When the project runs it will:

  1. enable a zrok environment unless /mnt/.zrok/environment.json exists in the zrok_env volume
  2. reserve a public subdomain for the service unless /mnt/.zrok/reserved.json exists
  3. start sharing the target specified in the ZROK_TARGET environment variable

Create the Docker Project

  1. Make a folder on your computer to use as a Docker Compose project for your zrok public share with a reserved subdomain and switch to the new directory in your terminal.

  2. Download the reserved public share compose.yml project file into the same directory.

  3. Copy your zrok account's enable token from the zrok web console to your clipboard and paste it in a file named .env in the same folder like this:

    .env
    ZROK_ENABLE_TOKEN="8UL9-48rN0ua"
  4. Name the Share

    This unique name becomes part of the domain name of the share, e.g. https://my-prod-app.in.zrok.io. A random name is generated if you don't specify one.

    .env
    ZROK_UNIQUE_NAME="my-prod-app"
  5. Run the Compose project to start sharing the built-in demo web server. Be sure to --detach so the project runs in the background if you want it to auto-restart when your computer reboots.
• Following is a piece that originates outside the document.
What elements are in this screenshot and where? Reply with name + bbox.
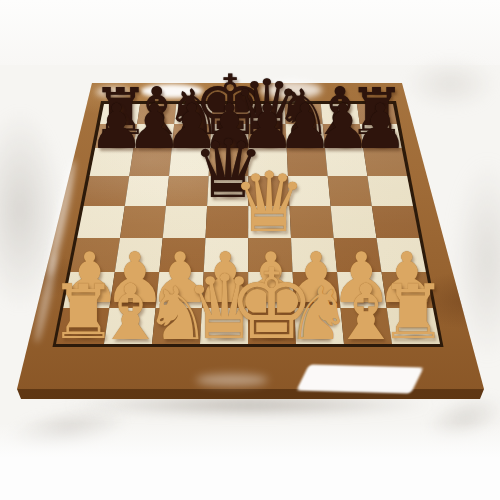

    docker compose up --detach
  6. Get the public share URL from the output of the zrok-share service or by peeking in the zrok console where the share will appear in the graph.

    docker compose logs zrok-share
    Output
    zrok-public-share-1  |  https://w6r1vesearkj.in.zrok.io/

This concludes the minimum steps to begin sharing the demo web server. Read on to learn how to pivot to sharing any website or web service by leveraging additional zrok backend modes.

Proxy Any Web Server

The simplest way to share your existing HTTP server is to set ZROK_TARGET (e.g. https://example.com) in the environment of the docker compose up command. When you restart the share will auto-configure for that URL.

.env
ZROK_TARGET="http://example.com:8080"
docker compose down && docker compose up

Require Authentication

You can require a password or an OAuth login with certain email addresses.

OAuth Email

You can allow specific email addresse patterns by setting ZROK_OAUTH_PROVIDER to github or google and ZROK_OAUTH_EMAILS. Read more about the OAuth features in this blog post.

.env
ZROK_OAUTH_PROVIDER="github"
ZROK_OAUTH_EMAILS="alice@example.com *@acme.example.com"

Caddy is Powerful

The reserved public share project uses zrok's default backend mode, proxy. Another backend mode, caddy, accepts a path to a Caddyfile as the value of ZROK_TARGET (zrok Caddyfile examples).

Caddy is the most powerful and flexible backend mode in zrok. You must reserve a new public subdomain whenever you switch the backend mode, so using caddy reduces the risk that you'll have to share a new frontend URL with your users.

With Caddy, you can balance the workload for websites or web services or share static sites and files or all of the above at the same time. You can update the Caddyfile and restart the Docker Compose project to start sharing the new configuration with the same reserved public subdomain.

  1. Create a Caddyfile. This example demonstrates proxying two HTTP servers with a weighted round-robin load balancer.

    Caddyfile
    http:// {
    # zrok requires this bind address template
    bind {{ .ZrokBindAddress }}
    reverse_proxy /* {
    to http://httpbin1:8080 http://httpbin2:8080
    lb_policy weighted_round_robin 3 2
    }
    }
  2. Create a file compose.override.yml. This example adds two httpbin containers for load balancing, and mounts the Caddyfile into the container.

    compose.override.yml
    services:
    httpbin1:
    image: mccutchen/go-httpbin
    expose: 8080
    httpbin2:
    image: mccutchen/go-httpbin
    expose: 8080
    zrok-share:
    volumes:
    - ./Caddyfile:/mnt/.zrok/Caddyfile
  3. Start a new Docker Compose project or delete the existing state volume.

    docker compose down --volumes

If you prefer to keep using the same zrok environment with the new share then delete /mnt/.zrok/reserved.json instead of the entire volume.

  1. Run the project to load the new configuration.

    docker compose up --detach
  2. Note the new reserved share URL from the log.